May 5, 1862 was a “great symbolic victory for the Mexican government” and galvanized the resistance movement

On May 5, 1862, Mexican President Benito Juárez gathered a group of two,000 men—many of whom were native Mexicans or of mixed ancestry—and sent them to Puebla, a small town in east-central Mexico, to fight Napoleon’s 6,000 French soldiers. Despite being greatly outnumbered and lacking heavy artillery, Juárez’s men forced the French to retreat in what they said was “a great symbolic victory for the Mexican government” that energized the resistance. History.com.

Although the French won the Second Battle of Puebla the following yr, the people of the state of Puebla began celebrating the holiday as early as 1863. As Mexicans immigrated to the United States, it was accompanied by certain celebrations and small festivals that grew in popularity in the mid-Twentieth century on college campuses in responses to pressure from the Chicano Movement for Mexican American civil rights, Wine enthusiast reported.

So why today’s mass confusion? Part of this could be attributed to the aggressive marketing campaign of the Nineteen Eighties.

In the Nineteen Eighties, Coors spent greater than $60 million on marketing to Latin American consumers

In the mid-Nineteen Eighties, Anheuser-Busch, Miller and Coors began an extensive marketing effort to reframe the holiday as a form of “Mexican St. Patrick’s Day” that might tap into the growing base of Mexican consumers, according to Wine enthusiast. Anheuser-Busch and Miller combined their Spanish marketing departments for this purpose, and Coors contributed greater than $60 million in marketing efforts to Latin American consumers. signing an agreement in federal court promising not to discriminate in hiring.

The pressure paid off for beer producers – a lot.
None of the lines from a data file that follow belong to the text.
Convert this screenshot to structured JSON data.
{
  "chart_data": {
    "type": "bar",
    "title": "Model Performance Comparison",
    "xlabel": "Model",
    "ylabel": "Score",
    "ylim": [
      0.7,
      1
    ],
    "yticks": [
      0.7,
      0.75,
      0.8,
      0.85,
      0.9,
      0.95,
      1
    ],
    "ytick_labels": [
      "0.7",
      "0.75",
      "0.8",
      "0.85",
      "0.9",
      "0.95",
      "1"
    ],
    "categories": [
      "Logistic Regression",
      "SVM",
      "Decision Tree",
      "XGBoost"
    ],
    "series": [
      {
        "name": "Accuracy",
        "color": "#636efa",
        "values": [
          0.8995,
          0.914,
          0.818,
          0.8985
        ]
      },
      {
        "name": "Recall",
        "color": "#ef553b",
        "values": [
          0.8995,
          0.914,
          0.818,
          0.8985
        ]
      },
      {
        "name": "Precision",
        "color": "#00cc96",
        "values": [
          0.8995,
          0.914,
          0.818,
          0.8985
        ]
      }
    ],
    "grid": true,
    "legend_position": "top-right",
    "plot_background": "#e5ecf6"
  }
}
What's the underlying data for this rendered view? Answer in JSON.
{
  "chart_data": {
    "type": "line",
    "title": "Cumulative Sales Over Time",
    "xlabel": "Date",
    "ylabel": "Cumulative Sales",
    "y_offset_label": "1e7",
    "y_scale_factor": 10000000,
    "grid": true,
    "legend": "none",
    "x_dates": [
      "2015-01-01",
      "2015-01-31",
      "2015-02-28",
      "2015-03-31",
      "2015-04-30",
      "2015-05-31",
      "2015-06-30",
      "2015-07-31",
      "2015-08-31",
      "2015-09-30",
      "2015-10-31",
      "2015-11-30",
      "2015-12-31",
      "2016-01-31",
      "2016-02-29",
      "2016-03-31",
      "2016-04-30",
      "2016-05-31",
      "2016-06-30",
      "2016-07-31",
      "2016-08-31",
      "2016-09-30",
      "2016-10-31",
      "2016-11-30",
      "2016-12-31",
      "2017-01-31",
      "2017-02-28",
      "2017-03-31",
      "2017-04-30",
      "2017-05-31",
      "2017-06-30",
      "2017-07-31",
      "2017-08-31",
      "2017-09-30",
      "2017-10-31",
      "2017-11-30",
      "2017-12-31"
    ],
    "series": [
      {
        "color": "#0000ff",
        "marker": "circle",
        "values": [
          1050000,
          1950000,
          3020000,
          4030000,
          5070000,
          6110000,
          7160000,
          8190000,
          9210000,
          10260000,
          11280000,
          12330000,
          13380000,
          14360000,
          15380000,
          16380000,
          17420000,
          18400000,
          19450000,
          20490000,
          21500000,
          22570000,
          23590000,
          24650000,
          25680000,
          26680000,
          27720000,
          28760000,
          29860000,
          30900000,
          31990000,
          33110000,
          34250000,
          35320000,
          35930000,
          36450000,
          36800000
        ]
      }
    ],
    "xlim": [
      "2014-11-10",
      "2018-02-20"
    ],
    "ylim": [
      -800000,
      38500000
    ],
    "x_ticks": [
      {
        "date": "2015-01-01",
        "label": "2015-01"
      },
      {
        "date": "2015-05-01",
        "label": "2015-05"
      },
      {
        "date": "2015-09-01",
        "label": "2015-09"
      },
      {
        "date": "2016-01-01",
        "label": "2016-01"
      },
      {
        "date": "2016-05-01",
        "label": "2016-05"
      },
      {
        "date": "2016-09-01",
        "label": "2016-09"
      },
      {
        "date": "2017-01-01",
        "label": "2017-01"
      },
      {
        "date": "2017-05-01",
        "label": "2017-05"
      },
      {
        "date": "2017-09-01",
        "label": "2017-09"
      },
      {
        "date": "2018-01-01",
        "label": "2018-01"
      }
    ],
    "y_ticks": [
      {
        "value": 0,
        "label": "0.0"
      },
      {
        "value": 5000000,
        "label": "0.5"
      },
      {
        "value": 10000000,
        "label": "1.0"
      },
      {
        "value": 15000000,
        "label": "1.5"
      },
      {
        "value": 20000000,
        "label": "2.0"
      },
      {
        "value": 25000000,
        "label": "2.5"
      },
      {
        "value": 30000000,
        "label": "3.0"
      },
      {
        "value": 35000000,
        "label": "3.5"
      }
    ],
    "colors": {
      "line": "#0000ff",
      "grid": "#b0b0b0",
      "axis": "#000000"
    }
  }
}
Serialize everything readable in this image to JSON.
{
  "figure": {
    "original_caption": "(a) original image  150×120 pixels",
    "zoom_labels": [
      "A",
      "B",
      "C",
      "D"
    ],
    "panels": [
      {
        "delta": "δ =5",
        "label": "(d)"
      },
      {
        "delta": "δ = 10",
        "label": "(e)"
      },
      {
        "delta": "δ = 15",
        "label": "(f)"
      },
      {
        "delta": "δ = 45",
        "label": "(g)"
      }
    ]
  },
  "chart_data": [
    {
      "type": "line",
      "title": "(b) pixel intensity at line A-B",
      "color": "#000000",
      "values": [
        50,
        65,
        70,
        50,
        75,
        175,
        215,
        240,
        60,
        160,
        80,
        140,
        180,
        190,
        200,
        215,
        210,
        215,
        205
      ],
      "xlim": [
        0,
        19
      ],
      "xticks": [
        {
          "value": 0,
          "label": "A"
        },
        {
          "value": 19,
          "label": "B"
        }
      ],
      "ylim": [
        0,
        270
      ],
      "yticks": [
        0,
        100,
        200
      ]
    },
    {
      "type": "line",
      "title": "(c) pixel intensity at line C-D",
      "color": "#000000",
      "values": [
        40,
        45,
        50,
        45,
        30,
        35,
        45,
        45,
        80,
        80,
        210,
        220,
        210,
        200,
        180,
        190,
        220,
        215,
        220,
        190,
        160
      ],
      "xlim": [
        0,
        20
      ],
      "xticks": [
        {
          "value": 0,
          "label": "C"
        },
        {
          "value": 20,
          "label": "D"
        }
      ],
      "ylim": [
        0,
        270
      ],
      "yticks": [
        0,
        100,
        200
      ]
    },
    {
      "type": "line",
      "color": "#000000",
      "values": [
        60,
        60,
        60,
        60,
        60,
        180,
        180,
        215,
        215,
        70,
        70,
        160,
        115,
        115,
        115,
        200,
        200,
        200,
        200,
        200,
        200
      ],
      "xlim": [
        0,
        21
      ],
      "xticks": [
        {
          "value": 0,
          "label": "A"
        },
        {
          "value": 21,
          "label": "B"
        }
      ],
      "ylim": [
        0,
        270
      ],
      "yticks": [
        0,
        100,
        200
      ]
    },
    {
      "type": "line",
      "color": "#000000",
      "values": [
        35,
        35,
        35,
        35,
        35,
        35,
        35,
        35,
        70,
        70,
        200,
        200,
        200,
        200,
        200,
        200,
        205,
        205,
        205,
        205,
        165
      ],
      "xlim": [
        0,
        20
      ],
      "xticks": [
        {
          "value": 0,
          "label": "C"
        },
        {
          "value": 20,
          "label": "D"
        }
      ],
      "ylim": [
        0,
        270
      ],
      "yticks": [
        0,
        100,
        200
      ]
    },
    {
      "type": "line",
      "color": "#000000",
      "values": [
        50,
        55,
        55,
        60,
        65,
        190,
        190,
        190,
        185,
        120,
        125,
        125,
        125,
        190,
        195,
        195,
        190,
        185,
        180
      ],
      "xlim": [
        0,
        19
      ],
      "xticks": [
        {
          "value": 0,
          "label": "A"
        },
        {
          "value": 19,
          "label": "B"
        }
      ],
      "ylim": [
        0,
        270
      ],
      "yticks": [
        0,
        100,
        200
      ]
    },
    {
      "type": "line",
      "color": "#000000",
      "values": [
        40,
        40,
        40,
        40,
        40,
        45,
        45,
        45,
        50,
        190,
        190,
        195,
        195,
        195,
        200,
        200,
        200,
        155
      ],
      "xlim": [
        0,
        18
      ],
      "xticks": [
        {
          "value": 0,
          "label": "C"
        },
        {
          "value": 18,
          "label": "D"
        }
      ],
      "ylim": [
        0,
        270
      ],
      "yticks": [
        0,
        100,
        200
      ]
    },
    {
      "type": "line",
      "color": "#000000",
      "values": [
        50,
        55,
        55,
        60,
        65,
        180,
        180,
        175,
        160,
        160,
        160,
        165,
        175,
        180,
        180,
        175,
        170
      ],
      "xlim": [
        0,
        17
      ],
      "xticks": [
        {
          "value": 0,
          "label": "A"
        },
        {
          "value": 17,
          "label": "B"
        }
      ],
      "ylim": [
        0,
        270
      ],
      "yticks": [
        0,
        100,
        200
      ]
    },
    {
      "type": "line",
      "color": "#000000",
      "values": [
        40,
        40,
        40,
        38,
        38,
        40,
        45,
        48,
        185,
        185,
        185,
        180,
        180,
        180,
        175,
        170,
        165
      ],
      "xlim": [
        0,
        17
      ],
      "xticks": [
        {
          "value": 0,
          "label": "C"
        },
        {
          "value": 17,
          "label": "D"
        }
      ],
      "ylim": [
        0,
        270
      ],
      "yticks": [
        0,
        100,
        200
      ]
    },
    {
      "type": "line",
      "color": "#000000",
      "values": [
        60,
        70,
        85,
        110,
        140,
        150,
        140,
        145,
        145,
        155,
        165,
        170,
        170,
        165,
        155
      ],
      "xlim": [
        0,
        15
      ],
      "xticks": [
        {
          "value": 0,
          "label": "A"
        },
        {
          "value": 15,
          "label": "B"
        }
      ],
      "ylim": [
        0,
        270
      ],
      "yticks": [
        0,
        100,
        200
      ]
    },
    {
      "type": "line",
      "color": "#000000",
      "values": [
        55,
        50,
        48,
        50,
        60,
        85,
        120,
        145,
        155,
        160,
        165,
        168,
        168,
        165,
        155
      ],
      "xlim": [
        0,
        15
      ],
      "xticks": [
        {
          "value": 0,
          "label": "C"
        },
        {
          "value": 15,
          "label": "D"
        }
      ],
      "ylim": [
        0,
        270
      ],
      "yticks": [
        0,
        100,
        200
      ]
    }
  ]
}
Cinco de Mayo has turn out to be one of the most significant beer sales days in the US: in 2022, holiday week volume sales were 8% higher compared to the average week of the yr, and business sales increased much more, up 12% compared to an average week of the yr, according to Beer Institute data provided by Quartz.

Moreover, a 2018 survey from NationalToday.com, which surveyed 1,000 Americans about the holiday, found that 13% of them consider Cinco de Mayo is “just an excuse to drink” and the two hottest ways to rejoice are “eating Mexican food” (59%) and “drinking a margarita” (32%).

Of course, marketing around Cinco de Mayo and other culturally specific celebrations continues today, with countless brands participating on social media. However, firms that take the opportunity to recognize any of them would do well to consider why and how they select to highlight it – and avoid becoming one of those accused of empty platitudes without any real purpose or motion.